Je couru une bonne heure au moins, suivant le ruisseau qui alimentait le lac en contrebas. Je me rendis compte alors que j'étais presque au sommet de la montagne et que le soleil allait bientôt se coucher. Je fis le dernier bout de chemin en marchant et arrivé tout en haut, j'étais fatigué mais toujours en colère.
Je m'assis sur un rocher et observai le couché du soleil. Le ciel prenait les couleurs de l'arc-en-ciel et pris dans ma contemplation, je n'entendis pas le petit goupil s'asseoir à côté de moi. Je me rendis compte de sa présence uniquement parce qu'il respirait comme un bœuf...
Était-ce possible pour un renard ?
- Tu sais que tu cours vite ?
Il haletait comme s'il était au bout de sa vie et moi je souriais comme un idiot en l'observant.

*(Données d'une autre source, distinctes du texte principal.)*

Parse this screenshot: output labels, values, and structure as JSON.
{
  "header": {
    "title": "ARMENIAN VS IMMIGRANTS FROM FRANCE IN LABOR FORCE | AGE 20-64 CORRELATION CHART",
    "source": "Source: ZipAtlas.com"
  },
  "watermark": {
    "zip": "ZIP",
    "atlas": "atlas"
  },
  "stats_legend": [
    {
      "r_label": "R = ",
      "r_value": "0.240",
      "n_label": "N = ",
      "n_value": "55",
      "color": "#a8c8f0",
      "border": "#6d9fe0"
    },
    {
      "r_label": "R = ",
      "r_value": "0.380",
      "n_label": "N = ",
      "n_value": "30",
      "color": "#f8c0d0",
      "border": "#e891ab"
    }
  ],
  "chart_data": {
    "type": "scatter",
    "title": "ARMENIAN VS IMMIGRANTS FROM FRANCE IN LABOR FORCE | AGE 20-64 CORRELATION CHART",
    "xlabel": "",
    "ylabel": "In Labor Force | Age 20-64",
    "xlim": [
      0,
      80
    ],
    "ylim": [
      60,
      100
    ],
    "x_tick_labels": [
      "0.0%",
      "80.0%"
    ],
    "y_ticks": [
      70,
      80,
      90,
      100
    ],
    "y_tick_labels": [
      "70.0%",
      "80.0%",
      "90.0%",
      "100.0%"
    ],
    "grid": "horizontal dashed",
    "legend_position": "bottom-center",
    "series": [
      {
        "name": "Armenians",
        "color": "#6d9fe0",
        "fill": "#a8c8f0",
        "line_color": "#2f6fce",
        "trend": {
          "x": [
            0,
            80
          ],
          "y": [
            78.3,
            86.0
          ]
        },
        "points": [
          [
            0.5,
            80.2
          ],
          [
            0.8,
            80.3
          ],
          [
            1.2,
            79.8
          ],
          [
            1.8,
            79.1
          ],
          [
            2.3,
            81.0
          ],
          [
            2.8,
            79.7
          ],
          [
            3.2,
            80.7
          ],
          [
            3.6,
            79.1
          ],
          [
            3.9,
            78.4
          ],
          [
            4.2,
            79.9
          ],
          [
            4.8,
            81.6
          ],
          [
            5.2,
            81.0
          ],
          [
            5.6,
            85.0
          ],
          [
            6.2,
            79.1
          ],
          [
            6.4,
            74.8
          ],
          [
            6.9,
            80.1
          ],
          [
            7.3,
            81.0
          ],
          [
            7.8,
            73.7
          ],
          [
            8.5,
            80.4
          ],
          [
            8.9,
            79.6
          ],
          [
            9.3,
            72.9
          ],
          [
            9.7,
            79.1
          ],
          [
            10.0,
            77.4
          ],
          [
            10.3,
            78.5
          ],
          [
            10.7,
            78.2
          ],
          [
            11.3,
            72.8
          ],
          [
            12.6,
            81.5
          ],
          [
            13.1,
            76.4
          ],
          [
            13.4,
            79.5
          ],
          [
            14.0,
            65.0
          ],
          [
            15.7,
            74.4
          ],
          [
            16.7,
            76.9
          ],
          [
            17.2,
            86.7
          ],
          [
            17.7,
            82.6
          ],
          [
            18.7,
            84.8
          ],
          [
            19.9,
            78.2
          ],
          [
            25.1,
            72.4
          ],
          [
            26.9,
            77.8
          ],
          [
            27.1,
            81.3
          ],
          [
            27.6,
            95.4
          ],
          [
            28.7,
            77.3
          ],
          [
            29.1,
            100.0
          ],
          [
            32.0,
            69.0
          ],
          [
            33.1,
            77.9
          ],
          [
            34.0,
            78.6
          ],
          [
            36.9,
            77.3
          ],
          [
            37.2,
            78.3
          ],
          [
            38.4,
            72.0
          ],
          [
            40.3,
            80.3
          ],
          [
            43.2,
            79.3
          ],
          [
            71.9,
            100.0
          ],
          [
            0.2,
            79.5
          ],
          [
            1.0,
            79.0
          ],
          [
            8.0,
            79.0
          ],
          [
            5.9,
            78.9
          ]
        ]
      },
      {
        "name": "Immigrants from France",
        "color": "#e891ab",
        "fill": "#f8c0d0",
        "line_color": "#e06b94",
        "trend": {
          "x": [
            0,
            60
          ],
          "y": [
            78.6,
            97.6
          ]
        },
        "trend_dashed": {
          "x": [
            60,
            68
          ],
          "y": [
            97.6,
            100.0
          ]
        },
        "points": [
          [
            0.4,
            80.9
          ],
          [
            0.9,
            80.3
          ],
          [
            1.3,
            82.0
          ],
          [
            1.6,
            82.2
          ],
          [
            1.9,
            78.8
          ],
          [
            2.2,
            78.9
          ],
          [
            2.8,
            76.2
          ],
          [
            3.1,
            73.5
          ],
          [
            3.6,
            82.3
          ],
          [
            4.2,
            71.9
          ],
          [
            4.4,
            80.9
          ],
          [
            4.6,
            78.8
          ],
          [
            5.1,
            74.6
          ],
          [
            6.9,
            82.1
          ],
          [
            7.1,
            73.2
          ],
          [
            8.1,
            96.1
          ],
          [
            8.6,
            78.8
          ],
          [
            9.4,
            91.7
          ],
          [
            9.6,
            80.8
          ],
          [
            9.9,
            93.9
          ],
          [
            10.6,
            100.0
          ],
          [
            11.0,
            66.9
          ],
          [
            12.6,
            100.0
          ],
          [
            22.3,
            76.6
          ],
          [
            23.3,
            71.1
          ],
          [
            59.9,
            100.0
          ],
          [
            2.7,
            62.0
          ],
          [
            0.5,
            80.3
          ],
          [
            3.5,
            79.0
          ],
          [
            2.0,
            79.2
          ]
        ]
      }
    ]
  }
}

- C'est parce que j'ai de grandes jambes, contrairement à toi.
- Je crois que quand je n'étais pas encore un renard, je devais être grand, peut-être bien aussi grand que toi. Je ne me rappelle plus très bien.
- J'aurais bien aimé voir ça.
Ma réponse me surprit mais elle le surprit encore plus et fit pencher sa tête sur le côté alors qu'il m'observait.
- C'est vrai ? Tu m'aurais certainement ignoré, comme tout le monde si je m'en rappelle bien. Je parlais trop et les gens me trouvait bizarre la plupart du temps, ou ennuyant ou plutôt agaçant. Enfin je ne passais pas inaperçu quoi !
- Ce qui est sûr c'est que je ne t'aurais pas ignoré moi. C'est vrai que tu peux être agaçant mais qui ne l'est pas ? Même moi je le suis parfois.
Je baissai la tête en repensant à ce que j'avais fait à Boyd, je m'en voulais.
Il frotta sa tête contre mon épaule et ma main trouva sa place dans le pelage de son dos. Nous restâmes ainsi quelques instants puis il commença à s'agiter, il semblait nerveux.
- Je dois y aller Derek.
Je tournai la tête vers lui et sa bouille toute désolée.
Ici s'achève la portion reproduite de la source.